Previous studies [31,32] have shown that the stereochemical configuration of sesamin and sesamolin can be influenced by factors such as the extraction and analytical environment, often leading to an equilibrium mixture of enantiomers. To confirm the presence of the major component, (+) sesamolin, this study employed 1H-NMR spectroscopy with homo-decoupling analysis. The structure of isolated sesamolin was confirmed through 1H, 13C, HMBC, HSQC, and COSY NMR analyses using a Bruker Avance-500 MHz spectrometer (Bruker, Billerica, MA, USA, 1H: 500 MHz; 13C: 125 MHz) in CDCl3 with TMS as the internal standard at 25 °C. 1H NMR (500 MHz, CDCl3): δ = 2.88 (m, 1H, CH-8′), 3.14 (m, 1H, CH-8″), 3.87 (dd, J = 3.2, 8.9 Hz, 2H, CH-9′), 3.91 (dd, J = 2.7, 8.9 Hz, 2H, CH-9″), 4.33 (dd, J = 1.8, 7.2 Hz, 2H, CH-9′), 4.15 (dd, J = 6.6, 9.7 Hz, 2H, CH-9″), 4.75 (d, J = 3.3 Hz, 1H, CH-7″), 4.94 (d, J = 6 Hz, 1H, CH-7′), 5.88 (s, 2H, O-CH2-O), 5.94 (s, 2H, O-CH2-O), 6.43 (s, 1H, CH-3′), 6.49 (s, 1H, CH-6′), 6.78 (d, J = 10.5 Hz, 1H, CH-5″), 6.79 (dd, J = 1.4, 8.5 Hz, 1H, CH-6″), 6.85 (d, J = 1.4 Hz, 1H, CH-2”).

3.2. Supercritical Carbon Dioxide Extraction of Sesame Lignans

3.2.1. Supercritical Carbon Dioxide Extraction System

The supercritical carbon dioxide (SC-CO2) extraction system is illustrated in Figure 6. The sample sesame seeds were placed into the extraction vessel (6).
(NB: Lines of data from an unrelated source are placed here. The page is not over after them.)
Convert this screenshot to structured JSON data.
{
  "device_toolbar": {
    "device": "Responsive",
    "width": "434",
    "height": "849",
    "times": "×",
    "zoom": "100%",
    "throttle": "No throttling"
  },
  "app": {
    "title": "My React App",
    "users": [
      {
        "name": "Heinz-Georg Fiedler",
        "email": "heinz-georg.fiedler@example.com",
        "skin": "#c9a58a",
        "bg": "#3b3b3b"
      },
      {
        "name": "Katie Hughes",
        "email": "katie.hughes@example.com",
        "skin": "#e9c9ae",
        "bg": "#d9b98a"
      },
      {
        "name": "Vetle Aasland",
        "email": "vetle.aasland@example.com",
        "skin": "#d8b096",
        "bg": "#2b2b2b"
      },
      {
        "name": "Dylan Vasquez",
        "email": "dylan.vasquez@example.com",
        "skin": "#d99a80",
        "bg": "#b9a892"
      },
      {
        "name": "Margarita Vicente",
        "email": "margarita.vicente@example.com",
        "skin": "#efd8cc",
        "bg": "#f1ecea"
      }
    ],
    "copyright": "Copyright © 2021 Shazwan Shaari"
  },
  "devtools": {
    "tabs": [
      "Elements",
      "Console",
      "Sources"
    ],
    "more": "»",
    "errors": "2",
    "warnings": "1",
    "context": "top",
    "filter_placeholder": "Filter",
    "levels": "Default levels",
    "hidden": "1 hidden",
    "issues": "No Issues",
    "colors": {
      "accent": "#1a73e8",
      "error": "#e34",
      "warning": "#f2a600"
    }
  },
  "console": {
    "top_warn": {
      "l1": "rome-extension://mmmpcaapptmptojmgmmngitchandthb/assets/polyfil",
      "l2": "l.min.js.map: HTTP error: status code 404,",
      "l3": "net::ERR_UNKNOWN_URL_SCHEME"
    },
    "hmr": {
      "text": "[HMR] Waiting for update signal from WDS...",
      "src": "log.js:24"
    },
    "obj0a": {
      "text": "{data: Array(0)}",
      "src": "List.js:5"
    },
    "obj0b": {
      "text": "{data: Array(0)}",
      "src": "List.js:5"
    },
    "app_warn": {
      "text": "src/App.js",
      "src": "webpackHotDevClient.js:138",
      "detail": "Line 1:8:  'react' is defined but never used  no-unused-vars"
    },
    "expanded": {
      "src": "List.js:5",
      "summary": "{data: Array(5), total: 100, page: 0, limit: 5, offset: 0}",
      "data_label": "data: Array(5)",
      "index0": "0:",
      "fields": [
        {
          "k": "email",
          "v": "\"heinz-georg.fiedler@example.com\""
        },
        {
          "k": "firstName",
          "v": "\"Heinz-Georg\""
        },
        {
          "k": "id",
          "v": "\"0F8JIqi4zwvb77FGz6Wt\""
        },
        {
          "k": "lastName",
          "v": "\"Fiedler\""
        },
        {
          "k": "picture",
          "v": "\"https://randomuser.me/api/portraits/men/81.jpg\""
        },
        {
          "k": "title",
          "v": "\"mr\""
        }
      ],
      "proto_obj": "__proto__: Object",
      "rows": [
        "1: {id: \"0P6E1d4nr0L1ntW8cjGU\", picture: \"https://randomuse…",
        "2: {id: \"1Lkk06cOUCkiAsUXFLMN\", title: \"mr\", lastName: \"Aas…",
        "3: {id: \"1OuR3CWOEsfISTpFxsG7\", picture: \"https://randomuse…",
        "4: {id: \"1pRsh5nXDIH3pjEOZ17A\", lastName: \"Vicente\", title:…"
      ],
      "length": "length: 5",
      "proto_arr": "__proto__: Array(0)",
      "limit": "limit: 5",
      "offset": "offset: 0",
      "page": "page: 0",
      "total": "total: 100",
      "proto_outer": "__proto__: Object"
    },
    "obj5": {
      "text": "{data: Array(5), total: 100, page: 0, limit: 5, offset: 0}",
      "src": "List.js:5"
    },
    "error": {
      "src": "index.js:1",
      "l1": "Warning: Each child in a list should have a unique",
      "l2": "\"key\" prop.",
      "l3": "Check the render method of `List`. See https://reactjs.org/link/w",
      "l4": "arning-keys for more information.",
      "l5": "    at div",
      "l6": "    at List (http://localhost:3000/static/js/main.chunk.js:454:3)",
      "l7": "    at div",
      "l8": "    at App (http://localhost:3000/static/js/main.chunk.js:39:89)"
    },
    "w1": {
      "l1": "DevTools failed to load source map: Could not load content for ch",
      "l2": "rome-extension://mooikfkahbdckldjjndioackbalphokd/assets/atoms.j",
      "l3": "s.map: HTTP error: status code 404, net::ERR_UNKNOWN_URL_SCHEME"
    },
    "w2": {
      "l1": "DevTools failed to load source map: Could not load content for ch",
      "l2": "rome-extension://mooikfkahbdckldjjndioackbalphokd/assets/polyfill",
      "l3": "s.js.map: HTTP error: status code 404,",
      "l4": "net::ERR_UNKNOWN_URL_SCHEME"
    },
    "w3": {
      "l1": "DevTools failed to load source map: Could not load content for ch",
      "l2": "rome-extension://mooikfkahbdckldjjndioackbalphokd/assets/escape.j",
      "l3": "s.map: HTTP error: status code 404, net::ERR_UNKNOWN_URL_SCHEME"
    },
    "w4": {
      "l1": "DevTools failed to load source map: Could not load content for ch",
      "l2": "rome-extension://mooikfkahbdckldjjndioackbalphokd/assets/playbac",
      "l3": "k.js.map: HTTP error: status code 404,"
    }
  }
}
The operational procedure begins by activating a low-temperature thermostat pump (3) to cool the high-pressure pump (4), ensuring the CO2 remains liquid. The system is pressurized to the desired operating pressure, and the valve is opened to inject the supercritical fluid into the preheating chamber. Once the system pressure stabilizes, the high-pressure pump (4) maintains the set pressure, and the temperature in the preheating chamber (TIC-1, TIC-2) is controlled to reach the desired value. The valve (7-1, 7-2) is then opened to allow the fluid to flow into the extraction chamber, where the thermostat maintains the operational temperature. After the extraction chamber (6) pressure reaches the set point, the system is shut off to keep the operating pressure for 30 min. Subsequently, the needle valve (9, 10) is partially opened to allow the extracted fluid to flow into an ice-cooled Erlenmeyer flask. The flow rate and total volume are carefully controlled.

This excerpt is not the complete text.